# 032-03 - Fine Tuning - Solution Notebook

* Written by Alexandre Gazagnes
* Last update: 2024-02-01

## About 

Context : 

Let's Continue the Party! 

Data  : 

**You can find the dataset [here](https://huggingface.co/docs/datasets/en/index).**




## Preliminaries

### System

These commands will display the system information:

Uncomment theses lines if needed. 

In [None]:
# pwd

In [None]:
# cd ..

In [None]:
# ls

In [None]:
# cd ..

In [None]:
# ls

### Install

In [1]:
#! pip install transformers datasets evaluate

In [None]:
# https://download.pytorch.org/whl/cu116
# !pip3 install torch torchvision torchaudio --extra-index-url

### Imports

In [None]:
import os

In [None]:
import pandas as pd

# import numpy as np

In [None]:
import torch

In [None]:
from datasets import load_dataset
from transformers import AutoTokenizer
from transformers import AutoModelForSequenceClassification

In [None]:
from transformers import TrainingArguments

In [None]:
import evaluate

from transformers import Trainer

from datasets import load_dataset

### Data

First Data : 

In [None]:
dataset_train = load_dataset(
    "csv",
    data_files="archive/amazon Food Reviews 100k Dataset.csv",
    split="train[:10%]",
)

dataset_eval = load_dataset(
    "csv",
    data_files="archive/amazon Food Reviews 100k Dataset.csv",
    split="train[10%:20%]",
)

Second Data : 

In [None]:
dataset_train = (
    dataset_train.rename_column("Review", "text")
    .rename_column("Rating", "label")
    .remove_columns(["Id"])
)

dataset_eval = (
    dataset_eval.rename_column("Review", "text")
    .rename_column("Rating", "label")
    .remove_columns(["Id"])
)

## Fine tuning

### Tokenizer

Init tokenizer : 

In [None]:
tokenizer = AutoTokenizer.from_pretrained("bert-base-cased")
tokenizer

Apply tokenizer : 


In [None]:
def tokenize_function(examples):
    return tokenizer(examples["text"], padding="max_length", truncation=True)

In [None]:
tokenized_dataset_train = dataset_train.map(tokenize_function, batched=True)
tokenized_dataset_eval = dataset_eval.map(tokenize_function, batched=True)

### Process labels

Keep the label -1

In [None]:
def minus_1(example):
    example["label"] = example["label"] - 1
    return example

Tokenize : 

In [None]:
tokenized_dataset_train = tokenized_dataset_train.map(minus_1)
tokenized_dataset_eval = tokenized_dataset_eval.map(minus_1)

To pandas : 

In [None]:
tokenized_dataset_train.to_pandas().head()

### Load the model

Start by loading your model and specify the number of expected labels.

In [None]:
model = AutoModelForSequenceClassification.from_pretrained(
    "bert-base-cased", num_labels=5
)

Manage Cuda

In [None]:
os.environ["CUDA_VISIBLE_DEVICES"] = ""

In [None]:
model = model.to("cuda")

Training hyperparameters

Specify where to save the checkpoints from your training.
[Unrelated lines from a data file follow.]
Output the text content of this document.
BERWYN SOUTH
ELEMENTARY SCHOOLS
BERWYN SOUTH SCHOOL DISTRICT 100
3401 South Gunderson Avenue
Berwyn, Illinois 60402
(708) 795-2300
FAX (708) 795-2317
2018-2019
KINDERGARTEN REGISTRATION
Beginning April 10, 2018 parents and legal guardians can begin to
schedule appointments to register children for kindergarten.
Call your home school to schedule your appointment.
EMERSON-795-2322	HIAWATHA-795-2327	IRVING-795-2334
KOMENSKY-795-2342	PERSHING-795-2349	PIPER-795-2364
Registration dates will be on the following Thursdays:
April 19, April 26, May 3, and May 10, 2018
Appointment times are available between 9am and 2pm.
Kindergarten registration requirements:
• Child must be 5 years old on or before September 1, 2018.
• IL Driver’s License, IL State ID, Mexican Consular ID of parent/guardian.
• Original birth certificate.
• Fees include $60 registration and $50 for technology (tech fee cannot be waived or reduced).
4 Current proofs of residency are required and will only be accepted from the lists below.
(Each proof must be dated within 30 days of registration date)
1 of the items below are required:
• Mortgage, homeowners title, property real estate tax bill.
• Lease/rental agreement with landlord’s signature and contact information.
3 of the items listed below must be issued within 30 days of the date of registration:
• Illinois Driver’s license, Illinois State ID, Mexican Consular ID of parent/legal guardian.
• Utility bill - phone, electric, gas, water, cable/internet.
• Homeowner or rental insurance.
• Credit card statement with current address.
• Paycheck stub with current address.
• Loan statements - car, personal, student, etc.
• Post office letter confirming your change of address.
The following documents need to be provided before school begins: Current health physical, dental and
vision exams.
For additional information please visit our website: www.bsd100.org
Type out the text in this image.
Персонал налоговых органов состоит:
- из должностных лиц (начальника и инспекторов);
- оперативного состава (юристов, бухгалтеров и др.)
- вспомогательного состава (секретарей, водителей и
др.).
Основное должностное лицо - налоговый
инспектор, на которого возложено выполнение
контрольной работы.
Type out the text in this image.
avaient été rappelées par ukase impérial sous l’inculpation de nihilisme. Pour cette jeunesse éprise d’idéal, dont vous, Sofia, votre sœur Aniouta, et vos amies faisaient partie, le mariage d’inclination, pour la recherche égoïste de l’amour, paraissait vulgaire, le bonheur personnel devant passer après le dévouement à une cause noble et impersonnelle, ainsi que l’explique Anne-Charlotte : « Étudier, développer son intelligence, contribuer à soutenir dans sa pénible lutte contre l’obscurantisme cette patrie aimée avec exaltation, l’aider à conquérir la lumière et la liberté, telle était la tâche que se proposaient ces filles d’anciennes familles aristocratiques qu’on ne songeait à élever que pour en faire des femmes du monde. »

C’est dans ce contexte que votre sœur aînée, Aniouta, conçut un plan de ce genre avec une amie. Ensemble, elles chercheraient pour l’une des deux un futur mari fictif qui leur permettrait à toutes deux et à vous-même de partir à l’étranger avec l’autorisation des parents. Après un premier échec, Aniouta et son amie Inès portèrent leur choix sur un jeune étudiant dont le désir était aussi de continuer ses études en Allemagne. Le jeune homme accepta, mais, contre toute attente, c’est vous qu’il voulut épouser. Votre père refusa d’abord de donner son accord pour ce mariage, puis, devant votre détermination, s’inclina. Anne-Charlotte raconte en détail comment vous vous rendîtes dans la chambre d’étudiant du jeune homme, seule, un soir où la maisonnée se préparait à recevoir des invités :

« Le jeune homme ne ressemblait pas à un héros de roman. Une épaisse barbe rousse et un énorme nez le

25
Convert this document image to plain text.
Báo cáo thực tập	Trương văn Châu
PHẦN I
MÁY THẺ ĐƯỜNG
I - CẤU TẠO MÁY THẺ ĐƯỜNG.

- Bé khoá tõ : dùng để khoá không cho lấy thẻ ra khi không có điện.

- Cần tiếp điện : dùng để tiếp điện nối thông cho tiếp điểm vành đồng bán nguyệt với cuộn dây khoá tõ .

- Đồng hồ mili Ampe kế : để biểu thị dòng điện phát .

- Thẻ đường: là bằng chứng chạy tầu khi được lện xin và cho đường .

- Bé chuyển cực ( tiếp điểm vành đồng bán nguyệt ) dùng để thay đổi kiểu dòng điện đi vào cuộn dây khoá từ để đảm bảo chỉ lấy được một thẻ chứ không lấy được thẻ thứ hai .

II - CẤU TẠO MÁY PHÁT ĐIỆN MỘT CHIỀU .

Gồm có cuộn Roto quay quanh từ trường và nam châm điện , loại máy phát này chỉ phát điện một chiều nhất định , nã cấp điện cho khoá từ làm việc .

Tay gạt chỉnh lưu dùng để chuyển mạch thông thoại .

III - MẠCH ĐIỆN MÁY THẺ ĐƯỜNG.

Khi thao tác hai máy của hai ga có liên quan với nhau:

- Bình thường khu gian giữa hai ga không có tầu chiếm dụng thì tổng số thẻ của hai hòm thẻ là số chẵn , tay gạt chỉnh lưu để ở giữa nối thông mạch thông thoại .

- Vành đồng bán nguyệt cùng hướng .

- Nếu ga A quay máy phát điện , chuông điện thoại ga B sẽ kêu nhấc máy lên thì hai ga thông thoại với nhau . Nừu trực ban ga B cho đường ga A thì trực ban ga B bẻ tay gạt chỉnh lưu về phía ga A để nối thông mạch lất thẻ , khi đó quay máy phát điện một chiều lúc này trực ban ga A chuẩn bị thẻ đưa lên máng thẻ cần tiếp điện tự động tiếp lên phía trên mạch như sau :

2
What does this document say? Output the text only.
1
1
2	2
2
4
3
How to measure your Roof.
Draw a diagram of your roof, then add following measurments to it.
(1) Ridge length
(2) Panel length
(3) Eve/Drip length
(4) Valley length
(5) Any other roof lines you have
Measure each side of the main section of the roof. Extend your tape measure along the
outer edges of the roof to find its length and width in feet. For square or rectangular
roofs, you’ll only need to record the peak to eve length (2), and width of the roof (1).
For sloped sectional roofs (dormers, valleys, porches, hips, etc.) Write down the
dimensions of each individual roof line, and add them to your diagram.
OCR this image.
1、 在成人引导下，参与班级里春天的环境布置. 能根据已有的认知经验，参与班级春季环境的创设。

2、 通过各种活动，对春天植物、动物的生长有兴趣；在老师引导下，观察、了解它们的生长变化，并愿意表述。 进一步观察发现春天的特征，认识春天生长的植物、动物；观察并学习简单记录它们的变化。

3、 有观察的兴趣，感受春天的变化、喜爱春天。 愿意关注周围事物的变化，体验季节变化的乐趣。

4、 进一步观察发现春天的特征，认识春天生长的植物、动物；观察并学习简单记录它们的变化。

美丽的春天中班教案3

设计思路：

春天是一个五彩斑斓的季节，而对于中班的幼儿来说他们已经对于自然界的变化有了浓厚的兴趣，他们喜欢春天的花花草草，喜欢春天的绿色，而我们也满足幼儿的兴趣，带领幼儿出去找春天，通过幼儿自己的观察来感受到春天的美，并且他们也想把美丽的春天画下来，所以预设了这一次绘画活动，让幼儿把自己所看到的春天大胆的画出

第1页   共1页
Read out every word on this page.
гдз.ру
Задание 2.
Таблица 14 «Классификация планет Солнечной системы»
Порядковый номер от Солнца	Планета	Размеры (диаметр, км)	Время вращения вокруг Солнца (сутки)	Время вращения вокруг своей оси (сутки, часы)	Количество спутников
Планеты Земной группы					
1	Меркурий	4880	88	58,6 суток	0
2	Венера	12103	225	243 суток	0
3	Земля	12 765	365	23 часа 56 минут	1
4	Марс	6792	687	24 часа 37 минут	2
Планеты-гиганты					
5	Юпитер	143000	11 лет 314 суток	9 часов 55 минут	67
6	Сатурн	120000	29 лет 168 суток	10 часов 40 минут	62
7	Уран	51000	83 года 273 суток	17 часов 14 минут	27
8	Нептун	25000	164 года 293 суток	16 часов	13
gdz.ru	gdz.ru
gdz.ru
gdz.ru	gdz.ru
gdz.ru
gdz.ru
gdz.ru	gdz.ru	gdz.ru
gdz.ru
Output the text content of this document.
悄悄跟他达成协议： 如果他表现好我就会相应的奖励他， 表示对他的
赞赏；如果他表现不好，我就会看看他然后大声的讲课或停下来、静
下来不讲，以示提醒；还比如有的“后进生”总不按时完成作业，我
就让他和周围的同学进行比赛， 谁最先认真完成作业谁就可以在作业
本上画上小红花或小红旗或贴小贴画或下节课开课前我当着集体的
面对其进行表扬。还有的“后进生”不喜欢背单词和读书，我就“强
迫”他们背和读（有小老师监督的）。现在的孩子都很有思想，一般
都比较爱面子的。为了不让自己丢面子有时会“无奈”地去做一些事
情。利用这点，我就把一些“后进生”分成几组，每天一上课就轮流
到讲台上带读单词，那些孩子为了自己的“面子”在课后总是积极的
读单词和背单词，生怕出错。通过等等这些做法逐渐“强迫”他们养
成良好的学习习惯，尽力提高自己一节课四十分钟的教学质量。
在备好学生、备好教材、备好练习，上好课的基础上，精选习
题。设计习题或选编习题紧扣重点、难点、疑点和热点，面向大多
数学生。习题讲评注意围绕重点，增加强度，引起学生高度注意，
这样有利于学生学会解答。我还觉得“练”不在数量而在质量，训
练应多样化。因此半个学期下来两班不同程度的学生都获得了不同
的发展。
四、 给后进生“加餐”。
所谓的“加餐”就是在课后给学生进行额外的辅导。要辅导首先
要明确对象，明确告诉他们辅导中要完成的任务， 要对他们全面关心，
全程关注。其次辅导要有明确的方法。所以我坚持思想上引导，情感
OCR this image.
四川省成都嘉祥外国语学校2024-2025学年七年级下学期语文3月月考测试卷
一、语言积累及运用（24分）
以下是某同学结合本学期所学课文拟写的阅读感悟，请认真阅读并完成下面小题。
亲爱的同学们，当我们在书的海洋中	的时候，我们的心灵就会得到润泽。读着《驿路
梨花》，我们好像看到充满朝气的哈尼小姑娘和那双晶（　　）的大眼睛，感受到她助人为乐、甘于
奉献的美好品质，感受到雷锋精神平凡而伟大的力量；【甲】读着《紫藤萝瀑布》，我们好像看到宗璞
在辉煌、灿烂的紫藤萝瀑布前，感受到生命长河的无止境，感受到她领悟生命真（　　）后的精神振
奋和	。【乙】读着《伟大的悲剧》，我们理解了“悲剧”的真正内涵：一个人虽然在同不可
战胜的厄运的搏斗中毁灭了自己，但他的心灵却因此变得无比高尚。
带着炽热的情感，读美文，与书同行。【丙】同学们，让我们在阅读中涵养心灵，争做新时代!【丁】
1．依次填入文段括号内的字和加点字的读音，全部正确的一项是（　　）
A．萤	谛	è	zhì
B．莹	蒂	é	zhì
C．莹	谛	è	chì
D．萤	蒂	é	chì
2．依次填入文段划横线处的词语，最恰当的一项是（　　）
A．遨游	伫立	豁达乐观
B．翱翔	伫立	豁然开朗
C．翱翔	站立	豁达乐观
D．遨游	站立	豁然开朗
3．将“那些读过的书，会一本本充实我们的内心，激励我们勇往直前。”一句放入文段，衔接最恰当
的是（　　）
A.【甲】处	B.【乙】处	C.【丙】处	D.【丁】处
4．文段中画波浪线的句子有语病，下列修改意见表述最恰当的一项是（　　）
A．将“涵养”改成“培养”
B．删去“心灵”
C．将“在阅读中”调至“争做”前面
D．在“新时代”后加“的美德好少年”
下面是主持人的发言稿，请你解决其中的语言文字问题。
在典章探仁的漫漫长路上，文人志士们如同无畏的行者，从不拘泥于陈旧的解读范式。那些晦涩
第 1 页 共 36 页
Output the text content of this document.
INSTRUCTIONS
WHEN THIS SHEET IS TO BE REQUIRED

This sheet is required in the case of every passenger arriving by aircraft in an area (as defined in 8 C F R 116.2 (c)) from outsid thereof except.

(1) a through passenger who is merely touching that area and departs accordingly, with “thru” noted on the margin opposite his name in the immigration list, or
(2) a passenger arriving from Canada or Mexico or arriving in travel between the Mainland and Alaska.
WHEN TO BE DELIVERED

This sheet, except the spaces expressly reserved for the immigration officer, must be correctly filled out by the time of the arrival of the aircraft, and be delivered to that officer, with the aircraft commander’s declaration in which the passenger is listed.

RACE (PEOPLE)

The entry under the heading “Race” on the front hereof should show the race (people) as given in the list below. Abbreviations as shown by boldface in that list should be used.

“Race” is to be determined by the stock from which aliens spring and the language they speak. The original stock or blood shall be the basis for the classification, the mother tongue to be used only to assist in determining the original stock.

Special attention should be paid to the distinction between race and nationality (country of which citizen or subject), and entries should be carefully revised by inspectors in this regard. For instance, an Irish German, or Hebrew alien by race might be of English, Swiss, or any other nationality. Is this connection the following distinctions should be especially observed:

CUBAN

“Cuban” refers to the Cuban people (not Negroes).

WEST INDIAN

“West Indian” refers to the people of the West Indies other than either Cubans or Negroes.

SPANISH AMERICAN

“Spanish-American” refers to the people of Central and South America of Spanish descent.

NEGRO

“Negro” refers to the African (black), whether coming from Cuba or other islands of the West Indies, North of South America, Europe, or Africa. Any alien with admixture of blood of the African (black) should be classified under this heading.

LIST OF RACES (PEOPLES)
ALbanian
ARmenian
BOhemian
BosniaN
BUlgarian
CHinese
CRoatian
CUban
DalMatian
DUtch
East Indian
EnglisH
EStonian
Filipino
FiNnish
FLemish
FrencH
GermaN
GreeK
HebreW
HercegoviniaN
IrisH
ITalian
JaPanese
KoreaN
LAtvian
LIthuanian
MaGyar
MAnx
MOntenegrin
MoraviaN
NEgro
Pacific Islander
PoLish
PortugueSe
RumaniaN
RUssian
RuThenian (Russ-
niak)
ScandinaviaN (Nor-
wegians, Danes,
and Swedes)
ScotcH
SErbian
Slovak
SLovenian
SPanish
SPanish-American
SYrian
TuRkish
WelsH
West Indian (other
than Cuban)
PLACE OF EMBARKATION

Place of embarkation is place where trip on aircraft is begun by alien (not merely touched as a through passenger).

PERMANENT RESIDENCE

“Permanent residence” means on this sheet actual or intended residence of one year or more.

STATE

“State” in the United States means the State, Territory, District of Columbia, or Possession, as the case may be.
Specify the evaluation_strategy parameter in your training arguments to report the evaluation metric at the end of each epoch:

In [None]:
training_args = TrainingArguments(
    output_dir="test_trainer", evaluation_strategy="epoch"
)

### Evalute

Our Metric : 

In [None]:
metric = evaluate.load("accuracy")

Metric function : 

In [None]:
def compute_metrics(eval_pred):
    logits, labels = eval_pred
    predictions = np.argmax(logits, axis=-1)
    return metric.compute(predictions=predictions, references=labels)

### Trainer

Init the trainer : 

In [None]:
trainer = Trainer(
    model=model,
    args=training_args,
    train_dataset=tokenized_dataset_train,
    eval_dataset=tokenized_dataset_eval,
    compute_metrics=compute_metrics,
)

Train : 

In [None]:
trainer.train()

Eval : 

In [None]:
trainer.evaluate()

Manage GPU

In [None]:
if torch.cuda.is_available():
    print("Number of GPU devices:", torch.cuda.device_count())
    for i in range(torch.cuda.device_count()):
        print("Device name:", torch.cuda.get_device_name(i))
else:
    print("No GPU available.")

In [None]:
# https://www.nvidia.com/Download/index.aspx